Sabato, la Barona è stata testimone del Marra Block Party. Difficile definire con precisione l’evento organizzato dal rapper Marracash nella periferia che lo ha visto crescere. Un concerto, ma non un live tradizionale. Qualcosa di più vicino all’idea derivata dalla cultura hip-hop di restituire qualcosa del successo ottenuto all’ambiente che ti ha formato. La Barona, del resto, è una delle periferie rimaste ai margini a osservare la città e il suo centro trasformarsi sempre di più in una vetrina che alza i prezzi e si allontana dalla propria sostanza, a volte dalla sua stessa gente. Già nel 2018, Marracash, confrontandosi in un’intervista con il sindaco Beppe Sala, gli aveva chiesto di esporsi proprio su questo tema. “A noi piacerebbe, insomma, in un futuro prossimo poter partecipare a un genere di iniziativa di questo genere, non so, sia una scuola o un centro di creativo.
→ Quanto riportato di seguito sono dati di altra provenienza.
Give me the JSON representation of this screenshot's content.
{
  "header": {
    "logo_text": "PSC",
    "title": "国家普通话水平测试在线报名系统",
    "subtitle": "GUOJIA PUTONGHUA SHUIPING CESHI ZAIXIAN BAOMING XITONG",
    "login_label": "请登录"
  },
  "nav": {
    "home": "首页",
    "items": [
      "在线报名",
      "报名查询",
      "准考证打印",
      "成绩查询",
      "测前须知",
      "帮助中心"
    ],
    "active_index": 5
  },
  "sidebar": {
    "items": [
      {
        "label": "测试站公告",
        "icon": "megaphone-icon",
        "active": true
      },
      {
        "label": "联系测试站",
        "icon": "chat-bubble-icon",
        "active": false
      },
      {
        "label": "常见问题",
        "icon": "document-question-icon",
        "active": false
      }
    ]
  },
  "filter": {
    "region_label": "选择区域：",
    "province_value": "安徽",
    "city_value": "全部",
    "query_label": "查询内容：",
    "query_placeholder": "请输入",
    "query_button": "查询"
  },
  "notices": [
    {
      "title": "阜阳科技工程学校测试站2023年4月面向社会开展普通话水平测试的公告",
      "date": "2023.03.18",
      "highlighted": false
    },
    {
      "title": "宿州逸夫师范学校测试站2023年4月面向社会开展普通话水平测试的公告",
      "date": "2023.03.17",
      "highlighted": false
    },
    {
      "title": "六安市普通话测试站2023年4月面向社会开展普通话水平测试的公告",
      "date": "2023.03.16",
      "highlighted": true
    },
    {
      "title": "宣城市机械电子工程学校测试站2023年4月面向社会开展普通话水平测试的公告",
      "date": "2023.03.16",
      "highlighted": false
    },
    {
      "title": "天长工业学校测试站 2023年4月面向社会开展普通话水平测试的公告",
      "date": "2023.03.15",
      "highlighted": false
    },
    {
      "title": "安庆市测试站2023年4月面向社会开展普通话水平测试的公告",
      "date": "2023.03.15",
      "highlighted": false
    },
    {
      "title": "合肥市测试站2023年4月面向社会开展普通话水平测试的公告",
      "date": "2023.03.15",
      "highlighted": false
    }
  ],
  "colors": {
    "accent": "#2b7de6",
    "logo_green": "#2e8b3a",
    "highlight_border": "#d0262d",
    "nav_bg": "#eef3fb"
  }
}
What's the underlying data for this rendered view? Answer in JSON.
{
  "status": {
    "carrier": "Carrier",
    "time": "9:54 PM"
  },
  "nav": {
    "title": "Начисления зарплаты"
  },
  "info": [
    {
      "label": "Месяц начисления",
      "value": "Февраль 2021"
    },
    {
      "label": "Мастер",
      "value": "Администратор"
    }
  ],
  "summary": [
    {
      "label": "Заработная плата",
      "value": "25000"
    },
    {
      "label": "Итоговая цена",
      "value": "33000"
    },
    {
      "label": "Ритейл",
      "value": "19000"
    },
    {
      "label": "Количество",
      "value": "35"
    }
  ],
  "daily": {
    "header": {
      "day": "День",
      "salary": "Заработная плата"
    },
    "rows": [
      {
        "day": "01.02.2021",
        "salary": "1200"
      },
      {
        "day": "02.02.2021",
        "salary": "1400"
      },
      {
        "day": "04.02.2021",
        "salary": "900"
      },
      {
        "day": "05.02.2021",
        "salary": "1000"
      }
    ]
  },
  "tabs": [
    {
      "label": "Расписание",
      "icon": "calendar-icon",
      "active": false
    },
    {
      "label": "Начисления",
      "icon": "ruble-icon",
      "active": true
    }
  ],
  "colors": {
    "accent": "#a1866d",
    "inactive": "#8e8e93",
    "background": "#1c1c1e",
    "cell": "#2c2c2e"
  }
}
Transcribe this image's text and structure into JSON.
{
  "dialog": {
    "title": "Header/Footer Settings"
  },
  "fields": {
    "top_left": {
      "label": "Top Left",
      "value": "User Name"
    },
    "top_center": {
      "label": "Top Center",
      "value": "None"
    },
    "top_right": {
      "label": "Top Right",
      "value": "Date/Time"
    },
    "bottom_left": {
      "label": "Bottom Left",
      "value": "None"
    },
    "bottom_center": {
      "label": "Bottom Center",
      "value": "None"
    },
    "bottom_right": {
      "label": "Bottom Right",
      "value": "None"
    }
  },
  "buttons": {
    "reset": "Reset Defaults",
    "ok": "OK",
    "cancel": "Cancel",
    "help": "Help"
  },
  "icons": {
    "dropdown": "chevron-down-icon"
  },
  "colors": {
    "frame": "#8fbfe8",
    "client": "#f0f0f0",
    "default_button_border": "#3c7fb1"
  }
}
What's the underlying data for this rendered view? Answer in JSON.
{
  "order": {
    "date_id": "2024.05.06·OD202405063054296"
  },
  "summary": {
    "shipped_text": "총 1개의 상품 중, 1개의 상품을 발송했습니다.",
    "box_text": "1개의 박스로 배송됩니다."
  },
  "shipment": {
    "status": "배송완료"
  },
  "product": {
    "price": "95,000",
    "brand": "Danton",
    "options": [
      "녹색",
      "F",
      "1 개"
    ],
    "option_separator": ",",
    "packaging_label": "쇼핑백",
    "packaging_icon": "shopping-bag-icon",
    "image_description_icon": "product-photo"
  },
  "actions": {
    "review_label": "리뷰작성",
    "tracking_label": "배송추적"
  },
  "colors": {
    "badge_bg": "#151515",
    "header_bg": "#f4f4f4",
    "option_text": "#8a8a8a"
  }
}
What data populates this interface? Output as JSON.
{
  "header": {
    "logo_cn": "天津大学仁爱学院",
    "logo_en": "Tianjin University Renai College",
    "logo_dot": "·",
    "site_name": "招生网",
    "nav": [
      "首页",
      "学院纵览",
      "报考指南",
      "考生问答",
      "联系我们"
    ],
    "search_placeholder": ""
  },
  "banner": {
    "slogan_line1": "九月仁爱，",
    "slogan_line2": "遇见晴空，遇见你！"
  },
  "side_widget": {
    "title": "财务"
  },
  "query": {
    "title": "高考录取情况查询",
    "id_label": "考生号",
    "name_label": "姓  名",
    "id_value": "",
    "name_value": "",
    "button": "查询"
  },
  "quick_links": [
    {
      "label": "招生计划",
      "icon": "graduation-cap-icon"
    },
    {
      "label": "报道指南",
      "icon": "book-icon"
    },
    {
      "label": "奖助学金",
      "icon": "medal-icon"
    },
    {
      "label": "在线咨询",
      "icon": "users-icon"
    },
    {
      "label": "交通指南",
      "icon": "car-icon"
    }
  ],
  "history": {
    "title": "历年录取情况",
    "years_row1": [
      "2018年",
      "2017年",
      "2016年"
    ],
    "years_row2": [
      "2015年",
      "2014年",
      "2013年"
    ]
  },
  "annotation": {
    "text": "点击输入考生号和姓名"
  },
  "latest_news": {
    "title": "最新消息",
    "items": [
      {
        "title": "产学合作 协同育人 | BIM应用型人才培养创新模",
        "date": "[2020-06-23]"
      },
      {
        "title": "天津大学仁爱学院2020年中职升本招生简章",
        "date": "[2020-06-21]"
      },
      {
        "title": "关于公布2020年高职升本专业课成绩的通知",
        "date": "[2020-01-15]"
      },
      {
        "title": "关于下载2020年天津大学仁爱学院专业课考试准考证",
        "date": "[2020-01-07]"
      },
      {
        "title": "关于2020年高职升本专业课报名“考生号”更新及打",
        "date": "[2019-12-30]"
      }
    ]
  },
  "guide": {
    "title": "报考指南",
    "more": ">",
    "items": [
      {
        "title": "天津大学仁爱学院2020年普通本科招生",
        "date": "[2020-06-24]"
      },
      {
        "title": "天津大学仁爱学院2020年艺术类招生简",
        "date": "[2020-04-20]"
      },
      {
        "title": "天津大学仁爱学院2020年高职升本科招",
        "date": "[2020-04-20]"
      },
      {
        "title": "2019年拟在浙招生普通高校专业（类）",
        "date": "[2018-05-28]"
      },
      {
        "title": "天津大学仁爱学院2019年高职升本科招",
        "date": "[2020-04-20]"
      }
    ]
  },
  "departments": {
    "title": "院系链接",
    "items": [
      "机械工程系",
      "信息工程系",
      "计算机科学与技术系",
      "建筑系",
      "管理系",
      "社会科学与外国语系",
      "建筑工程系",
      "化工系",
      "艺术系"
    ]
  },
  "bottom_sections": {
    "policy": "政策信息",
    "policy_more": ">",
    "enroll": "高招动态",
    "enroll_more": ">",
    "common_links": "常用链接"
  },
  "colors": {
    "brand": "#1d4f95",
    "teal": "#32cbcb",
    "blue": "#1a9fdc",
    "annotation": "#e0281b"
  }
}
Posso contare sul tuo appoggio?” aveva chiesto al sindaco in quella occasione. A realizzare almeno in parte quell’impegno, sabato è stato il rapper stesso. Il concerto ha fermato via De Nicola, davanti all’omonima scuola media da lui frequentata, riempiendola di persone e ha raccolto 230 mila euro destinati interamente servizi per il quartiere. Se la risposta dell’amministrazione centrale sulle periferie resta più difficile da vedere, quella locale è rappresentata dal presidente del Municipio 6, Minniti, tra i primi ringraziati dal palco. Ma al di là dei numeri della politica, il primo impatto sulla zona è stato soprattutto emotivo, una restituzione potente perché in quelle strade ci è cresciuto, lo si leggeva nei volti. Da una parte chi la Barona la vive ogni giorno, dall’altra che arriva d’altrove, attirato dal percorso di un artista capace di evolversi senza perdere mai il contatto con la sua periferia. Per una sera, però, è stata la Barona a diventare il centro, con le sue storie, la sua gente e la sua voglia di sentirsi rappresentata.